Na época, o Criciúma era dirigido por Luiz Gonzaga Milioli. Nascido na cidade, ele trabalhava no clube desde os anos 1980 e ocupou diferentes cargos na comissão técnica. Estava no comando de maneira interina, após a saída de João Francisco com a conquista do Campeonato Catarinense em 1990. Já dentro de campo, a espinha dorsal do Tigre campeão estava presente. A começar pelo goleiro Alexandre, nascido em Ribeirão Preto e que rodou por clubes do interior de São Paulo até ser levado pelos catarinenses em 1989. Seria já uma das figuras principais na campanha até as semifinais da Copa do Brasil de 1990.
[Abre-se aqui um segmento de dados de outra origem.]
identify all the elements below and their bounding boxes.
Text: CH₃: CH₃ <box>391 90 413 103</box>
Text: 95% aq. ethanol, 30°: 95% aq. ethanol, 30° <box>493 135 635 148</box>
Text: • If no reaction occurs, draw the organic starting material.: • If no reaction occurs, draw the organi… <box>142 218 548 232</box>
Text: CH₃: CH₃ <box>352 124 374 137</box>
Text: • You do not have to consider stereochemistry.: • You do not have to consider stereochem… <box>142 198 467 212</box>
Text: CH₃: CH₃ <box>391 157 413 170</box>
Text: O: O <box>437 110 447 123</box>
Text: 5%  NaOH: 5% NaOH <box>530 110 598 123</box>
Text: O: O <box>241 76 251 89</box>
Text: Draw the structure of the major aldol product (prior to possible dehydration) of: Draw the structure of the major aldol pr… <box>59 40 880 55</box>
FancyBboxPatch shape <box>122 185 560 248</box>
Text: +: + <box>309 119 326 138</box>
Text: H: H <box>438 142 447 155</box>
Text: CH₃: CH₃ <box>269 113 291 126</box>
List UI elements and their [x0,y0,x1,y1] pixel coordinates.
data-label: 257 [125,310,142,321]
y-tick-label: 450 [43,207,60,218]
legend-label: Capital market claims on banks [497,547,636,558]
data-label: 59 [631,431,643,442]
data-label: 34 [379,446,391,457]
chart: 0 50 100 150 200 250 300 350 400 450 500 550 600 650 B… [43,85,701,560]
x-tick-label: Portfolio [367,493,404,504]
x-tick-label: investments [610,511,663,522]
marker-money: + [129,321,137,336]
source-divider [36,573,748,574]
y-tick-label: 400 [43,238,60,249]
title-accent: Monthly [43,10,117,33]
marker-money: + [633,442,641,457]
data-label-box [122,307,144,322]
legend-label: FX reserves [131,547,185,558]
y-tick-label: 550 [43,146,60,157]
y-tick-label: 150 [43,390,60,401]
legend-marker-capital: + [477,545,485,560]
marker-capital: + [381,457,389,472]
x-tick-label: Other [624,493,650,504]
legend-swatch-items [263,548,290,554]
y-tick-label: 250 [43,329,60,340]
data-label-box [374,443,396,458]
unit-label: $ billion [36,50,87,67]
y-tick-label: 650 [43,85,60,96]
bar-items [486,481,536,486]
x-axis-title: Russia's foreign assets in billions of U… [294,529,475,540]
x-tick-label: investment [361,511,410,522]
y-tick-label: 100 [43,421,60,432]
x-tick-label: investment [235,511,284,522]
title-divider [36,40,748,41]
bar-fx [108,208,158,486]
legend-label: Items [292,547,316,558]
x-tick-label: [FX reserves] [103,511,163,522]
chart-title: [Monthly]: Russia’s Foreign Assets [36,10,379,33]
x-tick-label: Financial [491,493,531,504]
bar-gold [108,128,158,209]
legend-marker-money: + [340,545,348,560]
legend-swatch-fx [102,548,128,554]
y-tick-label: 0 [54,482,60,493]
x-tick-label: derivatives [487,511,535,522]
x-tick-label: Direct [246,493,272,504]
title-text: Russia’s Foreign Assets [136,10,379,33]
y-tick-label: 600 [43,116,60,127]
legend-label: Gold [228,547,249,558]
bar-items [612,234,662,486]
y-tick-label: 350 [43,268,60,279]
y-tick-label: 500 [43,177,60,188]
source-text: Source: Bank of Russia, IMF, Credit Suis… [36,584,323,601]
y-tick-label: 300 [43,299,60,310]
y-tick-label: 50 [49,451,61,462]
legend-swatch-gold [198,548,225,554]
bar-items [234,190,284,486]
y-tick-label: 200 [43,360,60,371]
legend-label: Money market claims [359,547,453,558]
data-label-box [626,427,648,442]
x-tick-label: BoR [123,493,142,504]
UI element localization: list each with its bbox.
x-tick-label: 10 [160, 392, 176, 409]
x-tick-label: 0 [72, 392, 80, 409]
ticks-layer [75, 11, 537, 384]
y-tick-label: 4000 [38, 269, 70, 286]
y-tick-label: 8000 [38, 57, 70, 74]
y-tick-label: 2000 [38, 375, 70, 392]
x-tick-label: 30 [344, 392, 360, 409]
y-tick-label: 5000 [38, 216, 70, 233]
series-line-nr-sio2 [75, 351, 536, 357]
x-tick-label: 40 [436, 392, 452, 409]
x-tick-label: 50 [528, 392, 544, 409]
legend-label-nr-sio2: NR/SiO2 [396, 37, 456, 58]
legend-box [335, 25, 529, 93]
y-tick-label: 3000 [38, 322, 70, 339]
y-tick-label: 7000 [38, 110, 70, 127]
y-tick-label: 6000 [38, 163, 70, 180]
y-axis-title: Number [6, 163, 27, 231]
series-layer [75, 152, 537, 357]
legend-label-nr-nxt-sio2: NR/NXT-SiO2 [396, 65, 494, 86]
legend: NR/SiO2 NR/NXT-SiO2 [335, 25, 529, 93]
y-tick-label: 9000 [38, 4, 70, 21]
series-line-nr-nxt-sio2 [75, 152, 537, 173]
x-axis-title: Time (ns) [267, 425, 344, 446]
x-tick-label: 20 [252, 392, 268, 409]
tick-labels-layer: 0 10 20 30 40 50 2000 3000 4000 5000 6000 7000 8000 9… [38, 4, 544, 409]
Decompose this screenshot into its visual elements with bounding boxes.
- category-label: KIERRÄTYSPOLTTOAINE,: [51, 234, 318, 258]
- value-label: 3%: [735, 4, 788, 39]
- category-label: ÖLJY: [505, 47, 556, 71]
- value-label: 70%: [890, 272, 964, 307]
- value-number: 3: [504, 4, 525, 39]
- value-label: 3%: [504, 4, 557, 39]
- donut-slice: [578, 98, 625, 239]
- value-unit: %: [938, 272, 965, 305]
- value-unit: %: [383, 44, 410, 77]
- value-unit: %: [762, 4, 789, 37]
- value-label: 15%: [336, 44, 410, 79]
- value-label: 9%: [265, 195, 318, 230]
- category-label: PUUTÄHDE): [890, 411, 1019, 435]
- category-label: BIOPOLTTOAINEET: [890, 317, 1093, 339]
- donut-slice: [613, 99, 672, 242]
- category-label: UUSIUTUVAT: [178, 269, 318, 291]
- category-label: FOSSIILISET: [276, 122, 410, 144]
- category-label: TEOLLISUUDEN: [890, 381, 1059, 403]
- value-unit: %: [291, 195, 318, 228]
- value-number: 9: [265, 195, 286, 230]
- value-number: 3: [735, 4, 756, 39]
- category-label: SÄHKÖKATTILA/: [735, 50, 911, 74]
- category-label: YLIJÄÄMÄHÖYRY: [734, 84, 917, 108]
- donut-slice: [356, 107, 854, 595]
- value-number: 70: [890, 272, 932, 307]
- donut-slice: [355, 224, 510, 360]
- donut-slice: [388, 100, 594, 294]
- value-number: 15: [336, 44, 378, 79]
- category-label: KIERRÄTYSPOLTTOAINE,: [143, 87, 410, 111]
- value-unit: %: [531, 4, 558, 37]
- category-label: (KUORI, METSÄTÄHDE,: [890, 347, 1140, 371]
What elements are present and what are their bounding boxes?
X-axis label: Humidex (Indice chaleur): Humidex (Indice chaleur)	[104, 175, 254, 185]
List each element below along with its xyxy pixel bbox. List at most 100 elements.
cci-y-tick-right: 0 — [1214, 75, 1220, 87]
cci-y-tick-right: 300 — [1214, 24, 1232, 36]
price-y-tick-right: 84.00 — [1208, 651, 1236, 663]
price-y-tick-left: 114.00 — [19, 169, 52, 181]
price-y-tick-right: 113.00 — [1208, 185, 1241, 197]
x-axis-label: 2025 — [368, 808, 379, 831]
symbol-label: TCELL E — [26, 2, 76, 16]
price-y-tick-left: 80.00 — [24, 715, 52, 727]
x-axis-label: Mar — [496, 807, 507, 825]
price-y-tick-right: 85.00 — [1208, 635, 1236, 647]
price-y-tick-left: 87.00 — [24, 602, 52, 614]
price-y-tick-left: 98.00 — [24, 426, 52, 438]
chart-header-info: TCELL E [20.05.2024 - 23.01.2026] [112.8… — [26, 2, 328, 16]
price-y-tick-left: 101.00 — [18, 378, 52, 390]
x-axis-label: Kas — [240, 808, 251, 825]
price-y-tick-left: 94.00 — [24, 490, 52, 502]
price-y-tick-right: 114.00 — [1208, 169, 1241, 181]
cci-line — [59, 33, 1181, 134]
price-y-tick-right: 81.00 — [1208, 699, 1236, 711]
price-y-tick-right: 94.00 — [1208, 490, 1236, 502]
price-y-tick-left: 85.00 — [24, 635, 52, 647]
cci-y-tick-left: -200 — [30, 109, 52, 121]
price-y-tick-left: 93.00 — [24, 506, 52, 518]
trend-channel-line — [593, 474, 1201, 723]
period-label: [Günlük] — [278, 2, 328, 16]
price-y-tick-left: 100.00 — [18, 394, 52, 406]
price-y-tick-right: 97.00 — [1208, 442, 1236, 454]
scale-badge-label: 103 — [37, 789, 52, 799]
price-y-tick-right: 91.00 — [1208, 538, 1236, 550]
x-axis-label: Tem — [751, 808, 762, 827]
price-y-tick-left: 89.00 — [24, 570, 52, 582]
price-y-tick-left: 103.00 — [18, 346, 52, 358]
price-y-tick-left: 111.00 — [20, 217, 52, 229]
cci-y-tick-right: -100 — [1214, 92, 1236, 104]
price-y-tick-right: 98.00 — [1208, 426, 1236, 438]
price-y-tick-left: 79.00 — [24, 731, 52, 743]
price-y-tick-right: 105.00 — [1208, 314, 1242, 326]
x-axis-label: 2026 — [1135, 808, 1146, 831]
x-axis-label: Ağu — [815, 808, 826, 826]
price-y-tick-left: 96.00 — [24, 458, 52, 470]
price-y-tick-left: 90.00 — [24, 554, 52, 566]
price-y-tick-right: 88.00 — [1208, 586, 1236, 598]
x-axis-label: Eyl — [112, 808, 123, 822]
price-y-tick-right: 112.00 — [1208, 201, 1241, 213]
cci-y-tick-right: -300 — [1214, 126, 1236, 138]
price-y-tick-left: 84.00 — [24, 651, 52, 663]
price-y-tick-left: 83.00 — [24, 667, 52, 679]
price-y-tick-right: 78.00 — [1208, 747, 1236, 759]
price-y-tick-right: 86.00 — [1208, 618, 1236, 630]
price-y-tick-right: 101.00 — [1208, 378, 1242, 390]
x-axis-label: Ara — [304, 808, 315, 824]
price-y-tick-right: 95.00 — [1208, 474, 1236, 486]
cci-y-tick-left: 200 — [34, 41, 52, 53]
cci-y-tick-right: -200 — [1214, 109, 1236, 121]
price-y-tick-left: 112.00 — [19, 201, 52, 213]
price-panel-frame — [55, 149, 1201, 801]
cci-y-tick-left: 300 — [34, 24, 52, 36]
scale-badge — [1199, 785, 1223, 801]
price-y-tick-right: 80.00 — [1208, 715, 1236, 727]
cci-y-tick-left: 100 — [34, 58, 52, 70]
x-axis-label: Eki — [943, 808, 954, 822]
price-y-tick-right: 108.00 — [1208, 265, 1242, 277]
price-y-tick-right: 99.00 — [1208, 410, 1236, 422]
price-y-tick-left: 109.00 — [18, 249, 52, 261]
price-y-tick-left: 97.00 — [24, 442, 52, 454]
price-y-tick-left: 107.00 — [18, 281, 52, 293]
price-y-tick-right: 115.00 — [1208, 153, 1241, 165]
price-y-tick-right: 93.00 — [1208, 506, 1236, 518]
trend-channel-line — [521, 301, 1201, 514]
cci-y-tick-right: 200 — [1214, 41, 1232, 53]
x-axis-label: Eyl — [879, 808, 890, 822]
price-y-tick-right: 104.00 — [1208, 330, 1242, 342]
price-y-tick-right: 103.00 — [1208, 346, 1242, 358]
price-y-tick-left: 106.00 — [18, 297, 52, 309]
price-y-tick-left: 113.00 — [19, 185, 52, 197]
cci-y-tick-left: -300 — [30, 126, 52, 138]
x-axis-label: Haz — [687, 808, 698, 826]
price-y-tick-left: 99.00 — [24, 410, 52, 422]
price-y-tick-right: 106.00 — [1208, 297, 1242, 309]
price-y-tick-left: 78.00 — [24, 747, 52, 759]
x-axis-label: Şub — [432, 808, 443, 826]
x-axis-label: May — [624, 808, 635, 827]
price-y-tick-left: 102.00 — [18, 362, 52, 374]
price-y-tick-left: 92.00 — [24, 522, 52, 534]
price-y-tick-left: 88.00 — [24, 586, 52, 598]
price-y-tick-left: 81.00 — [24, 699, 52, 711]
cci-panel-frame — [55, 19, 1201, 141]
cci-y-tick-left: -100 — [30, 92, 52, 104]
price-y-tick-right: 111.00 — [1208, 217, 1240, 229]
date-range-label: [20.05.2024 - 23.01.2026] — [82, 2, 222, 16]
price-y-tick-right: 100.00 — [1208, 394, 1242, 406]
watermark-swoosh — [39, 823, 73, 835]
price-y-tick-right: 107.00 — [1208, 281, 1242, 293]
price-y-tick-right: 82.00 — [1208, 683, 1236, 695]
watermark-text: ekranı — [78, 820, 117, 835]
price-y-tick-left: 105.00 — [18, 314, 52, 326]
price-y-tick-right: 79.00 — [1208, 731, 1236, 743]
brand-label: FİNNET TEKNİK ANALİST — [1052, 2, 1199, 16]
A defesa naquela estreia reunia poucos jogadores que seriam realmente titulares ao longo da Copa do Brasil, mas a lateral esquerda já era ocupada por Itá. Após despontar na Chapecoense, o defensor assinou com o Criciúma em 1986 e virou um dos símbolos do período vitorioso. Inclusive, usava a braçadeira de capitão. Foram 385 partidas com a camisa tricolor, se tornando o terceiro que mais defendeu o clube. Já na zaga, se o zagueiro Wilson esteve presente apenas no primeiro compromisso da campanha, aquele seria um dos seus 426 jogos pelo Tigre – logo acima de Itá na lista de recordistas em aparições.
A trinca de meio-campo era composta por Roberto Cavalo, Gélson e Grizzo. Trazido do Athletico Paranaense em 1989, Cavalo seria uma das referências do Criciúma e um dos jogadores mais identificados com o clube. Era quem dava segurança na cabeça de área tricolor, com muito vigor físico, além de ser um exímio cobrador de faltas. Gélson desembarcou no Heriberto Hülse na mesma época, comprado junto ao Marcílio Dias. Já o meia esquerda Grizzo foi talhado no futsal, antes de tentar a sorte em clubes do Paraná e de Santa Catarina. Foi comprado pelo Tigre em 1988, dando qualidade na criação. Também havia a alternativa do meia Zé Roberto, contratado em 1989, após passagem pelo Grêmio.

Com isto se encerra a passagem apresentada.